The third generation of the VBB was finished in the first half of 2013 with the aim to perform a record-breaking attempt in September of the same year. However, the high-speed run had to be cancelled because of the bad weather in Utah that also prevented any attempts in 2014 and 2015. Things took a turn for the better last week when the VBB-3 was able to unleash its immense electric power on the Bonneville Salt Flats.

The Venturi VBB-3 managed to achieve an impressive average speed of 341.4 mph (549.43 kph) during its two 11-mile runs in both directions held at one-hour intervals as per the Federation Internationale de l’Automobile requirements. In one of the blazing fast sprints, the EV managed to hit an impressive top speed of 358 mph (576 kph), thus setting another FIA world speed record.


Roger Schroer was behind the wheel of the 3,000-horsepower EV machine developed by Venturi in collaboration with engineering students from Ohio State University. The most powerful electric car in the world is motivated by two Venturi-developed electric motors powered by 2MW batteries from A123 Systems sending the immense output to the road via a pair of two-speed Hewland gearboxes. The lithium iron phosphate batteries alone weigh a whopping 1.6 tons (3,200 pounds), while the vehicle itself tips the scales at around 3.5 tons (7,000 lbs).

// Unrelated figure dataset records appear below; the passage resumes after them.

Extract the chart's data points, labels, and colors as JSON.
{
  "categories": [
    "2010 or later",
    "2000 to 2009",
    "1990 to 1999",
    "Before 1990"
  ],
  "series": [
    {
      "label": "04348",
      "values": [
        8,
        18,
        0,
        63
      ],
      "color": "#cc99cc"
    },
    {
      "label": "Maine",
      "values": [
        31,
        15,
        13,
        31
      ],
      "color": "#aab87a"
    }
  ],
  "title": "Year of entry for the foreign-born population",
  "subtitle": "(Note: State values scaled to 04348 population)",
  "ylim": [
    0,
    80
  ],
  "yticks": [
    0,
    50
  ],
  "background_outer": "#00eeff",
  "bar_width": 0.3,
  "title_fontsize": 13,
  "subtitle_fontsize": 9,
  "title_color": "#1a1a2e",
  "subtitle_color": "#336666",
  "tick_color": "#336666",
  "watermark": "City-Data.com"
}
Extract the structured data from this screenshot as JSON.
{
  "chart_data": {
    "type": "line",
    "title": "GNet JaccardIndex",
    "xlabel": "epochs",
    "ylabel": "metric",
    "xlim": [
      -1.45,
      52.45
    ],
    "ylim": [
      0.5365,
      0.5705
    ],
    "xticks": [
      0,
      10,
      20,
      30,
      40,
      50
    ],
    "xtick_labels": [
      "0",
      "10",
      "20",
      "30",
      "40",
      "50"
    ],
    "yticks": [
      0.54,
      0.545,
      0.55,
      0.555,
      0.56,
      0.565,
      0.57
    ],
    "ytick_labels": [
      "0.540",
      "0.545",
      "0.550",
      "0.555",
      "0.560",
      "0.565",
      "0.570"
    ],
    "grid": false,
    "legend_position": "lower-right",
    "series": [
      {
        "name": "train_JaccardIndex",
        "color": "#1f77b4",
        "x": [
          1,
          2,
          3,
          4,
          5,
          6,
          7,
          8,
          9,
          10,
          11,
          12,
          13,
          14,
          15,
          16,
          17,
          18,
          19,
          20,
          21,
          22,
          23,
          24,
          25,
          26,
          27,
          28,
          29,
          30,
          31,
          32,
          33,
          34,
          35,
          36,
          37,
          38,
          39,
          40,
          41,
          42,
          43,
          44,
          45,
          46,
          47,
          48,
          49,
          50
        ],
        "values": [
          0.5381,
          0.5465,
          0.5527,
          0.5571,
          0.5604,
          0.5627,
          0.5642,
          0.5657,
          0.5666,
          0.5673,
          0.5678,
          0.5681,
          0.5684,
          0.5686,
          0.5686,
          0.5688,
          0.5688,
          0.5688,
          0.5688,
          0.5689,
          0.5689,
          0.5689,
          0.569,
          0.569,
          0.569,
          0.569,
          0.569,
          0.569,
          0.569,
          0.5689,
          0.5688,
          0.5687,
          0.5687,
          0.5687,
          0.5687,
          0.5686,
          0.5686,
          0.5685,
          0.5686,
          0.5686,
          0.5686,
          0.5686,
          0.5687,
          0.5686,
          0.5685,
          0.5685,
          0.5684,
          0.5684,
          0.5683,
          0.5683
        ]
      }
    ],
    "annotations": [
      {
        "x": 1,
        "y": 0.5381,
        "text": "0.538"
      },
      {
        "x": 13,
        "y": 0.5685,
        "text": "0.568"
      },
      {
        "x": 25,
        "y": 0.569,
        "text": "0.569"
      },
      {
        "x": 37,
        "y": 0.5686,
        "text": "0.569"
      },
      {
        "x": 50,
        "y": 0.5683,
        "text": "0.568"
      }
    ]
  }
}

Both records are now waiting for FIA’s stamp of approval, and Schroer believes there is still room for improvements. They might not be able to hit the magical 400-mph (644 kph) mark in the near future, but making some changes such as raising the shifting point to 10,200 rpm would increase maximum velocity and get closer to the impressive threshold. The weather conditions were not entirely perfect during last week’s runs, so a smoother salt surface could also help further improve the record. After all, Venturi estimates the VBB-3 can reach a jaw-dropping 440 mph (708 kph).